Florida Senator Resigns Over Racist, Sexist Insults

by | April 21, 2017

By Patricia Mazzei and Mary Ellen Klas

Florida state Sen. Frank Artiles resigned from the Florida Legislature on Friday, consumed by a scandal that erupted three days earlier over a diatribe of insults the Miami Republican unleashed against two lawmakers at a Tallahassee bar.

In a letter to Senate President Joe Negron, Artiles said he was stepping down for the sake of his family and of the institution of the Senate, whose work ground to a near halt this week as Republican leaders grappled with Artiles' political future.

"My actions and my presence in government is now a distraction to my colleagues, the legislative process, and the citizens of our great State," Artiles wrote. "I am responsible and I am accountable and effective immediately, I am resigning from the Florida State Senate.

"It's clear there are consequences to every action, and in this area, I will need time for personal reflection and growth."

Negron forced Artiles to apologize on the Senate floor Wednesday for his alcohol-fueled racist and sexist Monday night tirade against Sen. Audrey Gibson, D-Jacksonville. But black lawmakers outraged at Artiles for calling Gibson a "bitch" and a "girl" _ and for referring to some Republicans as "niggas" _ said saying sorry was not enough: They formally sought his expulsion from the Senate.

Negron, R-Stuart, whom Artiles had derided in his rant as a "pussy," ordered an investigation. On Friday, he commended Artiles, saying "he made the right decision."

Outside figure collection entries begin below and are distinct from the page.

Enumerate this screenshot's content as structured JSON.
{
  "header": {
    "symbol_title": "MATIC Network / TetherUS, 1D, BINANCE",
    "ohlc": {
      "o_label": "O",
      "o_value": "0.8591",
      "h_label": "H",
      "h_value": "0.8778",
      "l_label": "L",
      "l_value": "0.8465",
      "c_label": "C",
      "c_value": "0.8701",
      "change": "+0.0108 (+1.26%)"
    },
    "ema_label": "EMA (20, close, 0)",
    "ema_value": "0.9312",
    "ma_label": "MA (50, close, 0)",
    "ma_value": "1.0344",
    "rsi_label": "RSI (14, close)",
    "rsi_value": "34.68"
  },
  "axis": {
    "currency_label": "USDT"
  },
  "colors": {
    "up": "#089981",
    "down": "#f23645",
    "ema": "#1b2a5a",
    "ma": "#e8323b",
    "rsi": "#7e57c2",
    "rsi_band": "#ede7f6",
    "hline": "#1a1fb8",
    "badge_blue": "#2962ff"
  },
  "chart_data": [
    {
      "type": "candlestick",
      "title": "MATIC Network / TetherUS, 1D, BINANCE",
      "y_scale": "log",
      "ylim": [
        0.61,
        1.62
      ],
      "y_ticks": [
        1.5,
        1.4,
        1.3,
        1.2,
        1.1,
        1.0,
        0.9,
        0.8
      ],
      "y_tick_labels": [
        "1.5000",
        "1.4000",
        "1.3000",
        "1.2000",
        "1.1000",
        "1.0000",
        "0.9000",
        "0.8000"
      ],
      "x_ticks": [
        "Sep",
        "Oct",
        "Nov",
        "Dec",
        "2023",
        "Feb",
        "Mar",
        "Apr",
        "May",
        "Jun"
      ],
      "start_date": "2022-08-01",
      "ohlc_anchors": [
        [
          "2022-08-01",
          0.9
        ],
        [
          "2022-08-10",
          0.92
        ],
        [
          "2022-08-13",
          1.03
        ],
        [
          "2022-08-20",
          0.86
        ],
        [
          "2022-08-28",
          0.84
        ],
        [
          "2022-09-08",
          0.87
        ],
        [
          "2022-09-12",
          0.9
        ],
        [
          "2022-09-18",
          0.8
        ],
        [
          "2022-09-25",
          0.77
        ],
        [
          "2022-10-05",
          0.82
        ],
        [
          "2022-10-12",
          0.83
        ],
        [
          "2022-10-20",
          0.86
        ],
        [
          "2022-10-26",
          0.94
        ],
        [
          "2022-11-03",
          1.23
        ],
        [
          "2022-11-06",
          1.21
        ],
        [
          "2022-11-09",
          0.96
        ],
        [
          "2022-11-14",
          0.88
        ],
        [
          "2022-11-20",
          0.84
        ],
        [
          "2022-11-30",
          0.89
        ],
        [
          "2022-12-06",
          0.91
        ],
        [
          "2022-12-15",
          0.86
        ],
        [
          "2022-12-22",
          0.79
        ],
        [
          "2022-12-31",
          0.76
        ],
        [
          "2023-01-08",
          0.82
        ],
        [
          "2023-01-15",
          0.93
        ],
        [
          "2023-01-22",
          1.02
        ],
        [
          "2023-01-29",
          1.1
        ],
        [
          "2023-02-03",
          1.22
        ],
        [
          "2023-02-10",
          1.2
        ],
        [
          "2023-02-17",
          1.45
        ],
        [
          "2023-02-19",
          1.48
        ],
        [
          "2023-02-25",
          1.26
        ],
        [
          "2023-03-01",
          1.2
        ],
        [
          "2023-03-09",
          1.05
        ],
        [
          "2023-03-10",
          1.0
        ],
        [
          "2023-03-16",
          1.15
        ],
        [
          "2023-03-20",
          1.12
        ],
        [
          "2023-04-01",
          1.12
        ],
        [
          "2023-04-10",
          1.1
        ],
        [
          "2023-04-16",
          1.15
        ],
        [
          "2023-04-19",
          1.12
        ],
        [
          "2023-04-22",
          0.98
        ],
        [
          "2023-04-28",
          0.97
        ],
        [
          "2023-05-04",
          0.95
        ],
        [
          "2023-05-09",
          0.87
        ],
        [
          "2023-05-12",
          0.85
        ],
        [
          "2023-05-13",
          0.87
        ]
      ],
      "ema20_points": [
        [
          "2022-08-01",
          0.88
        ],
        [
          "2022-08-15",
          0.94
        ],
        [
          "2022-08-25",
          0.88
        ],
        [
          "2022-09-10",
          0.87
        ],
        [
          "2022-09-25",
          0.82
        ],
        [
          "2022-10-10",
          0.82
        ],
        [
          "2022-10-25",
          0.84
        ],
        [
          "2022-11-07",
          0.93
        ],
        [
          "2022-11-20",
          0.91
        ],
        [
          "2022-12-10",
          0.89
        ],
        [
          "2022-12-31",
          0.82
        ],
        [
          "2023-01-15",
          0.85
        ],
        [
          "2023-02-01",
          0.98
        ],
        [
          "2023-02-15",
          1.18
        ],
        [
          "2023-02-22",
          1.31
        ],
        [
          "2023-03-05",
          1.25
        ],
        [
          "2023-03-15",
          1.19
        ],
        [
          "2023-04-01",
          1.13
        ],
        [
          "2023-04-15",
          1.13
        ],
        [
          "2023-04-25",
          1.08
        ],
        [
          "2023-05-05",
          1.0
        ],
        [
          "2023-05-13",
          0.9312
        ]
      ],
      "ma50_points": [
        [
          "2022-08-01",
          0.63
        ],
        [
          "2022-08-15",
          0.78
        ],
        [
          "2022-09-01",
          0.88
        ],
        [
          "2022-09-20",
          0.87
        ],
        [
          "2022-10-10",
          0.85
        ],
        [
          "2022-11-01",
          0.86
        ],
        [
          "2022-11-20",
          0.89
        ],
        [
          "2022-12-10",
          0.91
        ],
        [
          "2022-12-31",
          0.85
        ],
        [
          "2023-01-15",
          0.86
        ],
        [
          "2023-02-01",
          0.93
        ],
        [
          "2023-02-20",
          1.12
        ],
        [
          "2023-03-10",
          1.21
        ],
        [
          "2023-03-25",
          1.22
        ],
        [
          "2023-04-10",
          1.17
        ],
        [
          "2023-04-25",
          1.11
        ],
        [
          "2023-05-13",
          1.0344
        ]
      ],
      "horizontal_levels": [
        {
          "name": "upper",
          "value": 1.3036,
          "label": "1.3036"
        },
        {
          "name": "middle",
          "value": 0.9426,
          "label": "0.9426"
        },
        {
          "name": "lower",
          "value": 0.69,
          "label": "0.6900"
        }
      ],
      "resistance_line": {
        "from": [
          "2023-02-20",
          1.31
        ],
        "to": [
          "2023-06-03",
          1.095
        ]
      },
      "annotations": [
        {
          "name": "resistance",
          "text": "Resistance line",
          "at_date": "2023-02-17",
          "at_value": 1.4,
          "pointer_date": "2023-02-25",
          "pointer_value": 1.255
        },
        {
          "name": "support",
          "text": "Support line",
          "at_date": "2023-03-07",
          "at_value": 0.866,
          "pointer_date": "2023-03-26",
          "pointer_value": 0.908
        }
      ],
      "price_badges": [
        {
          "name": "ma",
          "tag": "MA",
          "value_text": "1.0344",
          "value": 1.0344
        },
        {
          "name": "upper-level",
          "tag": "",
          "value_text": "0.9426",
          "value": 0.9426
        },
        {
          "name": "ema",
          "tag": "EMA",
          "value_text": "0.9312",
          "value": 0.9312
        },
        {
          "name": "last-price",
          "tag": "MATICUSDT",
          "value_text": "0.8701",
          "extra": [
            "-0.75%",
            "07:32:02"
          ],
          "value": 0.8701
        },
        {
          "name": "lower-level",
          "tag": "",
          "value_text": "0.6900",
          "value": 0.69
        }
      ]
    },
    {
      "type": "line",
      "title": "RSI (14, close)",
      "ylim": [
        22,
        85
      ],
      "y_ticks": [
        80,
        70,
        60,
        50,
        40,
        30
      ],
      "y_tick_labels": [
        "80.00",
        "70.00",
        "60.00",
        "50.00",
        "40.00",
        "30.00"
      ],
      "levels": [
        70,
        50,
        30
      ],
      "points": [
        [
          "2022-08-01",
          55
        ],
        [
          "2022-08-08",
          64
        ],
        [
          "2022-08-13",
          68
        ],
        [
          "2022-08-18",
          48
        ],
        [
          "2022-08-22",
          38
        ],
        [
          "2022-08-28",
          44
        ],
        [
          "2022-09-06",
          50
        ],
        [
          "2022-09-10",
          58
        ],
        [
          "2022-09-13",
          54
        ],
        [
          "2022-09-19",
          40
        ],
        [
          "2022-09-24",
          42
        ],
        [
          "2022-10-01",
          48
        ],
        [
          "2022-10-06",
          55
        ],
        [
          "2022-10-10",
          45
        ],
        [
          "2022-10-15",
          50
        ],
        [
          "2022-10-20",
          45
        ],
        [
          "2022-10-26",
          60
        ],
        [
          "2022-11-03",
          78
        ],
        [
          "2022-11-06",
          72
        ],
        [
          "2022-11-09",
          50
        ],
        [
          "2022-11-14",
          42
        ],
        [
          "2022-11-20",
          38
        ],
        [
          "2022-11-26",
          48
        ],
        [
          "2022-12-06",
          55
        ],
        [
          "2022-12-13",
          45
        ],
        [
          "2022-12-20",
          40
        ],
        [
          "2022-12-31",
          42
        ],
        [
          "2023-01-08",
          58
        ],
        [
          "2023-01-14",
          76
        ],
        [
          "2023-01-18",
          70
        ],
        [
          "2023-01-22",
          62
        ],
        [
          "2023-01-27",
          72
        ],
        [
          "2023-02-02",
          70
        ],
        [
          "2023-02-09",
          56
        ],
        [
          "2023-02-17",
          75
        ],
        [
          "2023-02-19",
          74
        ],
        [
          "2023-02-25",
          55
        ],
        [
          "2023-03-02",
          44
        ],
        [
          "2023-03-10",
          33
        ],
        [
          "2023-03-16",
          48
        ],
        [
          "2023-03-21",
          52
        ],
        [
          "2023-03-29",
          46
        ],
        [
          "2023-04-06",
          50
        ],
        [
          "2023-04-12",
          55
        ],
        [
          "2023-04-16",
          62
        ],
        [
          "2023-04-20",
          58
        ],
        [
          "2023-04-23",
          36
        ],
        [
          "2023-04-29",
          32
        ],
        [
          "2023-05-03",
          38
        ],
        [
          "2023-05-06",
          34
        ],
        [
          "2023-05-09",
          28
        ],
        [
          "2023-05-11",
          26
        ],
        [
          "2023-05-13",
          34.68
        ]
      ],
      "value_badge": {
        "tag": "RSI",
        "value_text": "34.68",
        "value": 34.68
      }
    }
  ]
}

"As Senator Artiles has noted, he holds himself responsible and accountable for his actions and comments," Negron said in a statement.

"Despite the events of the last week, Senator Artiles has a long and proud record of public service. We all owe him a debt of gratitude for serving our country in the United State Marine Corps, where he fought for our freedom in the Global War on Terror. Additionally, his years of service in the Florida House and Senate demonstrate a commitment to helping others that will not end with his departure from the Senate. My Senate colleagues and I wish Senator Artiles and his family well."

Negron noted that as a result of the resignation, Sen. Perry Thurston, D-Fort Lauderdale, who filed the complaint accusing Artiles of violating the rules of Senate conduct, had withdrawn his charges.

"Accordingly, I have directed the Special Master to close her investigation," Negron wrote. "No further action by the Senate will be taken in regard to this matter."

Artiles, an ex-Marine known for his combative style, hired a sharp-elbowed Tallahassee lawyer and vowed to fight. He chose as his lawyer, Steven R. Andrews, one of the most feared lawyers in Tallahassee for his reputation as an opposition researcher and his ability to use public records to fight political battles has extracted settlements from those he has sued, including Gov. Rick Scott.

In a Thursday letter to Negron, Andrews asked that an independent prosecutor with no association with the Senate be named to conduct the investigation. Then, in what appeared to be an overt threat, he twisted the knife, naming the senators whom Artiles would call to answer questions under oath.

But the Senate process does not allow for Artiles to question lawmakers, and Negron simply overlooked the letter, ordering Senate General Counsel Dawn Roberts to continue her investigation as planned.

By Thursday afternoon, even Artiles' friends in the state Capitol, convinced he couldn't possibly redeem himself, had begun to say privately that Artiles had to go. The most evident sign of his looming exit: Political hounds started chatting about his competitive southern Miami-Dade seat soon becoming open.

In a statement Friday, Artiles was more contrite than he sounded when he addressed the full chamber.

"This experience has allowed me to see that for too many years I have sacrificed what I hold most dear in my life, my wife and my two young daughters," he said. "While I take full responsibility for using language that was vulgar and inappropriate, my family has fallen victim to a political process that can distort the truth for the sole purpose of political gain."

Friends of Artiles, who spent the last few days outside of the Capitol seeking their counsel, said he had been angry and indignant at what he saw as a double standard: colleagues whose own behavior in his mind has not risen to their standards.

"Frank has acted honorably in his decision, and my prayers are with him as he moves on from this process," future House Speaker Jose Oliva of Miami Lakes, a longtime Artiles friend, said Friday morning.

Artiles, a former state representative, was elected in November to District 40 in Southwest Miami-Dade County. With his resignation, his constituents will have no Senate representation for the last two critical weeks of the annual lawmaking session.

Gov. Scott would have to call a special election to replace Artiles, probably within the next 60 days. Candidates are already lining up.

Speaking to reporters Wednesday after he apologized, Artiles said then that he had no intention of resigning.

"If every time a senator made a mistake or someone made a mistake that they were going to resign, we'd have half the Senate gone for whatever reason," he said.

Asked a second time, Artiles dug in his heels: "Absolutely not. As a matter of fact, I'm not only (not) going to resign, but I'm also going to file for 2018 and win my election."